# How many of these have applied to you in the past 12 months? LOL!



## Donata (Dec 28, 2013)

http://the-toast.net/2015/05/20/how-to-tell-if-you-are-in-a-famous-opera/


----------



## Ingélou (Feb 10, 2013)

Brilliant link, Donata - thanks! :tiphat:


----------



## Ukko (Jun 4, 2010)

Hah! Stuff I have always wondered about, but way funnier.


----------



## Woodduck (Mar 17, 2014)

Truth is stranger than fiction, but has nothing on opera.

I'm not admitting that any of those apply to me. Ever.


----------



## DavidA (Dec 14, 2012)

Very funny! :lol:


----------



## Queen of the Nerds (Dec 22, 2014)

"Is it just you, or is your young ward suddenly looking _irresistible_?"
YES. JUST, YES. HAHAHAHAHAHA.
Same for pretty much all of the others... except for the few I didn't get. 
Also, I once dreamed I was in La Boheme. And one of my good friends was my makeup designer and well, makeup put-on person.
Is that normal?


----------



## Woodduck (Mar 17, 2014)

Queen of the Nerds said:


> "Is it just you, or is your young ward suddenly looking _irresistible_?"
> YES. JUST, YES. HAHAHAHAHAHA.
> Same for pretty much all of the others... except for the few I didn't get.
> Also, I once dreamed I was in La Boheme. And one of my good friends was my makeup designer and well, makeup put-on person.
> *Is that normal?*


Of course it isn't normal. An operaphile is worried about normal? Turn in your badge!


----------



## Figleaf (Jun 10, 2014)

_You are a man who spends literally hours ranting about how the fairer sex cannot be trusted, yet you have never been faithful to anyone._

I've dated that guy, several times!

_You find that you are never too busy to tell complete strangers about your all-consuming plans for revenge._

Revenge, revolution- tomaytoes, tomahtoes!
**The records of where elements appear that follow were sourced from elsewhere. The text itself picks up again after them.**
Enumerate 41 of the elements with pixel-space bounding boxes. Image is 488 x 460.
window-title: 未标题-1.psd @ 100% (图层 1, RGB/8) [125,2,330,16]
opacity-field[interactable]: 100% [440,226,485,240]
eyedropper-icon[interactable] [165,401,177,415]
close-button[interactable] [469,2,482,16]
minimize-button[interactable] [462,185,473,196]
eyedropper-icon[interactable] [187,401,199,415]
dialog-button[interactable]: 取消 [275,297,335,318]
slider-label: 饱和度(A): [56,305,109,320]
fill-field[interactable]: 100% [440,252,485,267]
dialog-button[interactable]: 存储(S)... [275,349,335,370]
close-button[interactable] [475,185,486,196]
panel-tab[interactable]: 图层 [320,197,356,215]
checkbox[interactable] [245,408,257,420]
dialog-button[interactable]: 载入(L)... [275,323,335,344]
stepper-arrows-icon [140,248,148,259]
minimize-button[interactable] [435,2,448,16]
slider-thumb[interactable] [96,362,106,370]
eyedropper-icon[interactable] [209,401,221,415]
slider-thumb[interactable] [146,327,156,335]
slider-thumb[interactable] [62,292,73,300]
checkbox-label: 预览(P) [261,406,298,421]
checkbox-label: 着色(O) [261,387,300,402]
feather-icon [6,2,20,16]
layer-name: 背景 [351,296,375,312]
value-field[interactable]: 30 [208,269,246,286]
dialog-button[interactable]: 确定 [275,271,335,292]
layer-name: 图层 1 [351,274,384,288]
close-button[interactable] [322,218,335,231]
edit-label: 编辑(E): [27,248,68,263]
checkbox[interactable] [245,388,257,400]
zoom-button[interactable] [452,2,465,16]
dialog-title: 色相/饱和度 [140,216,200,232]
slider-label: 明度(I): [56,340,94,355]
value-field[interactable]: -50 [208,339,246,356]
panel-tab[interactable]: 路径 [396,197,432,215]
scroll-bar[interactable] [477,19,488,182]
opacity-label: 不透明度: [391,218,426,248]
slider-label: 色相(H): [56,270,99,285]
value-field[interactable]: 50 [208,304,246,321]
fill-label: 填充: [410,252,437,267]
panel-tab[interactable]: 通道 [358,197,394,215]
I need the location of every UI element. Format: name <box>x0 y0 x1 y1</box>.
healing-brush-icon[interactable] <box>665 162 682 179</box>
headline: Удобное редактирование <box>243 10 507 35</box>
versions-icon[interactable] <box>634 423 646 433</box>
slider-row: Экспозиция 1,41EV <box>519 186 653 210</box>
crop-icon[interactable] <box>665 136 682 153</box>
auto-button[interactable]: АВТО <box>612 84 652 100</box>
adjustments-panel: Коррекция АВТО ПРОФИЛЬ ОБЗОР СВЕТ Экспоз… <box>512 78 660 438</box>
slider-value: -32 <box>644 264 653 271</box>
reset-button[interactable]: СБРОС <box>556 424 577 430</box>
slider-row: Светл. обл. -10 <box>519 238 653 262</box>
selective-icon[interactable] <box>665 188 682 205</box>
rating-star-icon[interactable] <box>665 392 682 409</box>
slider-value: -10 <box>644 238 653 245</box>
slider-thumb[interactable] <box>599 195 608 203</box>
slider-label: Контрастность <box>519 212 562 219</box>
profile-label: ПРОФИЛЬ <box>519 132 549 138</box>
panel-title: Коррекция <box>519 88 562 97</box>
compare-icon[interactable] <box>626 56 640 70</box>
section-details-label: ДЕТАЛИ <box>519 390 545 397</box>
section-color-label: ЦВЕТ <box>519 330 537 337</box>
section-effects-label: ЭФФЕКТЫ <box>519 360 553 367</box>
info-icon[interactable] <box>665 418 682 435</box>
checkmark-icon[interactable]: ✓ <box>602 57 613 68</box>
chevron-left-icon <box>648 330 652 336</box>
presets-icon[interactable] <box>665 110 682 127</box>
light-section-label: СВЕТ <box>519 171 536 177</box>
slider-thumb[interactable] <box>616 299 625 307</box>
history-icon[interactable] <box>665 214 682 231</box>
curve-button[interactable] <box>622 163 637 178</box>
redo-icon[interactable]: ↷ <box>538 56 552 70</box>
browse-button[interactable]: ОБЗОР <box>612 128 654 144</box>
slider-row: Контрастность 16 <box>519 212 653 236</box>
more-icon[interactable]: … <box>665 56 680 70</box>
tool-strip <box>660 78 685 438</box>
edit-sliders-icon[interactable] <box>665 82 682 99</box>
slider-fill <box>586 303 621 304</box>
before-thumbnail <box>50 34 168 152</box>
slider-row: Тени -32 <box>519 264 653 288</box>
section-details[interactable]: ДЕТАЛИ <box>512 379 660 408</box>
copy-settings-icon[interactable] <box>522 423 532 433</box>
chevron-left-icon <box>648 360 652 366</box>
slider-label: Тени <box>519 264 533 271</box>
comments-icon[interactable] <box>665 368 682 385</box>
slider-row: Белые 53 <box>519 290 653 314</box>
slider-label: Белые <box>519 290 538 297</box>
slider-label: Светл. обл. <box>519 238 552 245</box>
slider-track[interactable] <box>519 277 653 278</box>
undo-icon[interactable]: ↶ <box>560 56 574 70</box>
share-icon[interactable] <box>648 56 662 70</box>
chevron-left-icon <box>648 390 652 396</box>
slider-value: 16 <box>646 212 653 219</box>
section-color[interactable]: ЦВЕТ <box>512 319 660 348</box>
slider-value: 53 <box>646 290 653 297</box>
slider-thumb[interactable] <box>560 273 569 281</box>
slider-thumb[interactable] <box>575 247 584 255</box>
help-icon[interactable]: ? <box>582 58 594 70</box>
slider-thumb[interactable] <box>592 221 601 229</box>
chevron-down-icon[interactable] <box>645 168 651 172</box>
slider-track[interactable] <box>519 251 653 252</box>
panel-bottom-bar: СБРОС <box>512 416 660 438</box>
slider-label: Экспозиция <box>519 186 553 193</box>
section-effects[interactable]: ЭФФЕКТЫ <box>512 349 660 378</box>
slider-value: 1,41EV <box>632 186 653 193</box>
_You are an artist, and you are broke and your apartment is a dump. Maybe this is because you spend all your time singing and carrying on ill-advised love affairs and never actually create any art to sell?_

You've got me bang to rights, except 'artist' is probably pushing it.

_You go to a lot of parties, but no one ever eats anything; they just stand around making a lot of toasts and occasionally engaging in fisticuffs._

Isn't that basically all British people? Our parties have plenty of alcohol and fighting, but not a lot of food- except what gets regurgitated all over the pavement afterwards.

_You could not succeed in seducing your maid if your life depended on it._

I would find that quite a challenging task, it's true.

_The most genuinely charming male of your acquaintance is actually a woman._

Definitely not, thank goodness!!! (Though if he wants to dress up as my maid, I would try to succeed in seducing him )

_Your headstrong offspring refuses to obey you. You despair._

I have a 14 year old son. Enough said!

_A fan has caused a great deal of trouble at one of your balls._

I have no fans or balls...


----------



## Queen of the Nerds (Dec 22, 2014)

Woodduck said:


> Of course it isn't normal. An operaphile is worried about normal? Turn in your badge!


That was a rhetorical question, Woodduck. Of _course_ I knew it was normal.


----------